Colonists for the proposed new settlement having proved so easily forthcoming, the next step in the business was to provide them habitations, and shelter of some sort for the needful stores. Accordingly the next morning, almost as soon as it was light, a number of men were sent on shore, as builders of the first European town to be founded on the mainland of America. Bartholomew Columbus went with them to choose a site for the place of which he was to be the Governor; and amongst the number of his companions were Diego Mendez, Diego's special comrade Rodrigo de Escobar, and of course Montoro.

"I cannot get on at all without my sharp-eyed namesake," said the notary good-naturedly, when he pleaded with the Admiral for Montoro's company. And thus, some little it must be confessed to Ferdinand's vexation, Montoro was once more of the land-going party, proving of as much service on this occasion as on the last, although the results were not so immediately apparent.

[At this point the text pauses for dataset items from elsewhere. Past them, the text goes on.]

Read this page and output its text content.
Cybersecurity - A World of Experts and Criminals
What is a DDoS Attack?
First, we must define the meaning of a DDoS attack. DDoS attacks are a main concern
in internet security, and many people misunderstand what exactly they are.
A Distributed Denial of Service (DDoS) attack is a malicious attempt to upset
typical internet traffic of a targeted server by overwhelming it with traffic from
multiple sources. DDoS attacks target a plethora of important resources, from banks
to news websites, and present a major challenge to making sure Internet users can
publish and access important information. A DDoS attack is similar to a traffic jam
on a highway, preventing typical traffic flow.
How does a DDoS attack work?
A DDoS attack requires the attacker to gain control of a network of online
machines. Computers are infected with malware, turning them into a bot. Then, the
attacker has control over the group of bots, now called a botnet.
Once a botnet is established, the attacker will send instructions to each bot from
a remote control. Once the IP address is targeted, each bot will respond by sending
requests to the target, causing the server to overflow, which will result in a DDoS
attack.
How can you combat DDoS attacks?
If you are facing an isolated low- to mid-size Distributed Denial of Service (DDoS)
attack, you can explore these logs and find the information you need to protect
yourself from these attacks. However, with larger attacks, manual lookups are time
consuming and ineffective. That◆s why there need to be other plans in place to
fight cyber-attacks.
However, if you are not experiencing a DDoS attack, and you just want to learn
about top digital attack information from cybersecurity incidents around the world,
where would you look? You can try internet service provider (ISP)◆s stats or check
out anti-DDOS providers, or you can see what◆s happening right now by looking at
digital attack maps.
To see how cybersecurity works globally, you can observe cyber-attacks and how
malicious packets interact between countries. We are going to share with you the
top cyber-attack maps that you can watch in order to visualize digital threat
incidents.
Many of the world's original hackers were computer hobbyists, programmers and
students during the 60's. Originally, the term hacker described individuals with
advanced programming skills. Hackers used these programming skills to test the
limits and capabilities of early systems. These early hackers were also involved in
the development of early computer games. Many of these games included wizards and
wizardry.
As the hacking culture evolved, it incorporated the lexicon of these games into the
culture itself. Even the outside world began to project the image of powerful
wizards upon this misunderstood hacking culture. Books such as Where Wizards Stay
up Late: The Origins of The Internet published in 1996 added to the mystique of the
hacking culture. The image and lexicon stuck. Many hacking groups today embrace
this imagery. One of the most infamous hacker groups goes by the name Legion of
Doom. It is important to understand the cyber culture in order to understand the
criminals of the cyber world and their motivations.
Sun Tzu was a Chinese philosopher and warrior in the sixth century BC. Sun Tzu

Cutting timber, clearing ground of a troublesomely-luxuriant vegetation, and driving stakes, had progressed for some time merrily enough, to the evident wonder and interest of an ever-increasing crowd of natives, men, women, and children, when Diego Mendez, looking about him for a help in a hard piece of work, discovered Montoro some couple of hundred yards or so distant from the building-ground, and apparently engaged in a very private and earnest conversation with a couple of native women, and three or four children.

"What, in the name of St. Jago, is the lad after now?" he exclaimed rather irritably, for he had got his fingers pinched in a split bamboo he had wanted his protégé to help him in sundering, and small annoyances were more trying to these brave Spaniards than great disasters. "Montoro," he shouted, "Montoro, you come here, can't you!"